A Structured Recognition Method for Invoices Based on StrucTexT Model
Round 1
Reviewer 1 Report
1. In the abstract part, the novelty and key idea of the proposed method should be described. please address the novelty and key idea are not clear.
2. The problem definition of this work is not clear. In Sect. 1, the drawbacks of each conventional technique should be described one by one. The authors should emphasize the difference with other methods to clarify the position of this work further.
3. The effectiveness of this work is not clear. Through experiments, the authors must justify the effectiveness of the proposed method by comparing with the state-of-the-art methods. However, detailed comparison is shown with these techniques. The authors should show comparison data.
4. what the outcome of the proposed approach if the quality of invoice image is very low
Moderate editing of English language is required
Author Response
Please see the attachment.
Author Response File: Author Response.docx
Reviewer 2 Report
The manuscript is well-organized.
Also, some suggestions are provided, in case the authors consider them interesting to carry out.
Abstract and conclusion needs to improve.
Figure resolution needs to improve.
References need to increase.
The objective of the paper must be clear in the introduction.
The organization of paper section needs to add end the introduction.
Author Response
Please see the attachment.
Author Response File: Author Response.docx
Reviewer 3 Report
The article proposes a structured invoice recognition method based on the StrucTextT model. The method can be deployed on edge devices and used on mobile devices. StrucTextT is a flexible platform that uses visual language modeling and sentence length prediction and paired box direction tasks to incorporate multimodal information into text, image, and layout. However, although the performance of the StrucTexT model is high, its complexity is also high and the authors propose to make some improvements. A hidden segment prediction is added to improve the semantic understanding of the model at the segment level. In addition, knowledge distillation is used to lighten the model and improve invoice recognition speed.
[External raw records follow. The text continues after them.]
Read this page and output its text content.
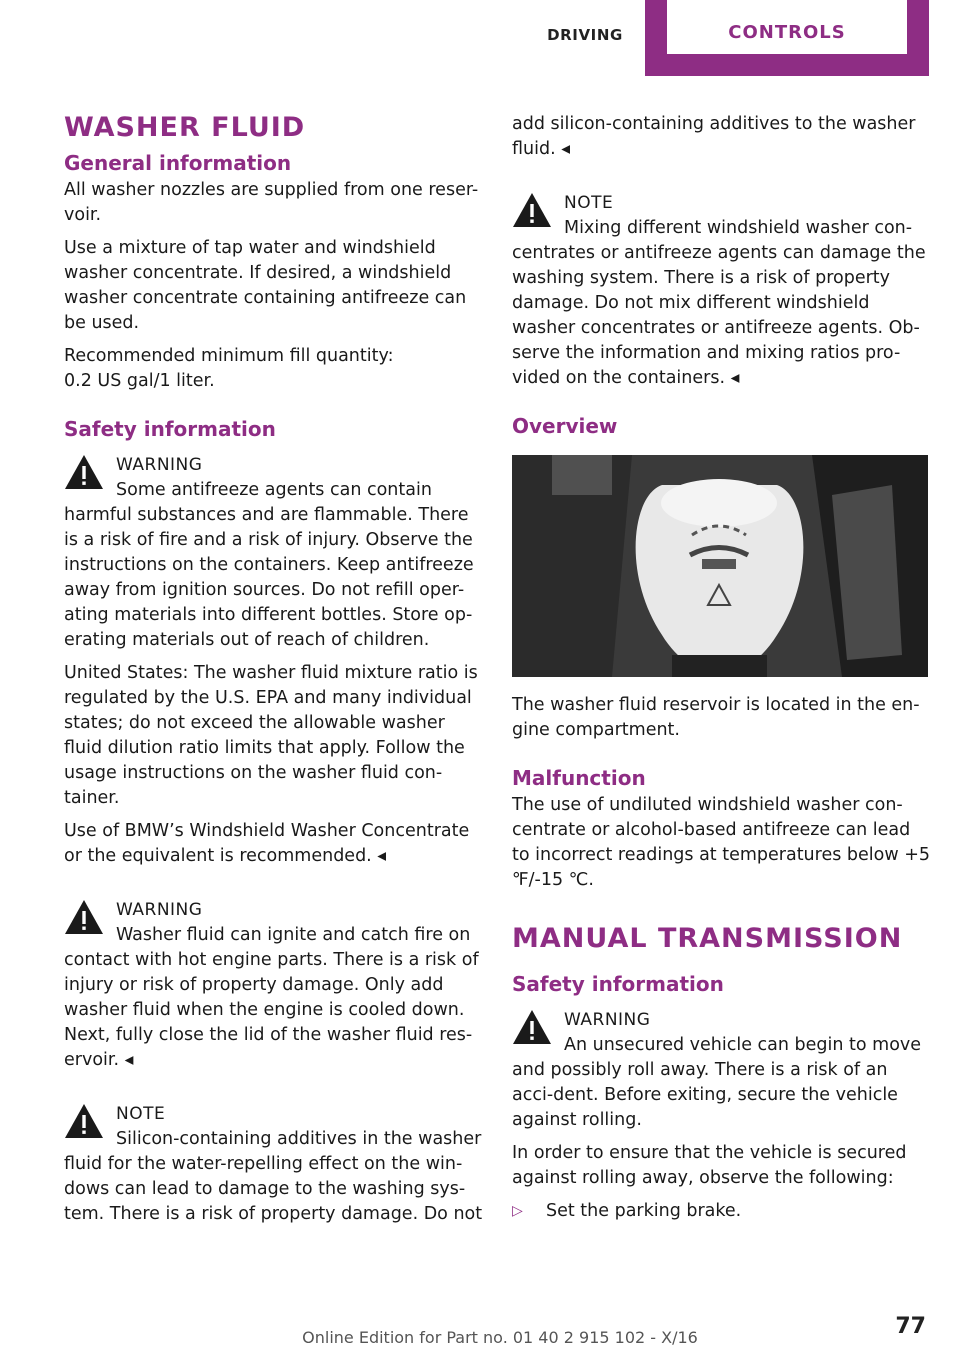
DRIVING	CONTROLS
WASHER FLUID
General information

All washer nozzles are supplied from one reser-voir.

Use a mixture of tap water and windshield washer concentrate. If desired, a windshield washer concentrate containing antifreeze can be used.

Recommended minimum fill quantity:
0.2 US gal/1 liter.

Safety information
WARNING
Some antifreeze agents can contain

harmful substances and are flammable. There is a risk of fire and a risk of injury. Observe the instructions on the containers. Keep antifreeze away from ignition sources. Do not refill oper-ating materials into different bottles. Store op-erating materials out of reach of children.

United States: The washer fluid mixture ratio is regulated by the U.S. EPA and many individual states; do not exceed the allowable washer fluid dilution ratio limits that apply. Follow the usage instructions on the washer fluid con-tainer.

Use of BMW’s Windshield Washer Concentrate or the equivalent is recommended. ◂

WARNING
Washer fluid can ignite and catch fire on

contact with hot engine parts. There is a risk of injury or risk of property damage. Only add washer fluid when the engine is cooled down. Next, fully close the lid of the washer fluid res-ervoir. ◂

NOTE
Silicon-containing additives in the washer

fluid for the water-repelling effect on the win-dows can lead to damage to the washing sys-tem. There is a risk of property damage. Do not

add silicon-containing additives to the washer fluid. ◂

NOTE
Mixing different windshield washer con-

centrates or antifreeze agents can damage the washing system. There is a risk of property damage. Do not mix different windshield washer concentrates or antifreeze agents. Ob-serve the information and mixing ratios pro-vided on the containers. ◂

Overview

The washer fluid reservoir is located in the en-gine compartment.

Malfunction

The use of undiluted windshield washer con-centrate or alcohol-based antifreeze can lead to incorrect readings at temperatures below +5 ℉/-15 ℃.

MANUAL TRANSMISSION
Safety information
WARNING
An unsecured vehicle can begin to move

and possibly roll away. There is a risk of an acci-dent. Before exiting, secure the vehicle against rolling.

In order to ensure that the vehicle is secured against rolling away, observe the following:

▷ Set the parking brake.
Online Edition for Part no. 01 40 2 915 102 - X/16	77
The text is clear and the content is very understandable, The gain obtained after simplification of the model is impressive. However two questions arise:
· The FUNSD database seems small: very few learning and especially test samples. Is this sufficient to cover the maximum number of cases knowing that there are many fields to recognize
· Have you ported this system to a mobile and does the system keep the same performance?
Author Response
Please see the attachment.
Author Response File: Author Response.docx
Round 2
Reviewer 1 Report
Accept in present form
English language fine. No issues detected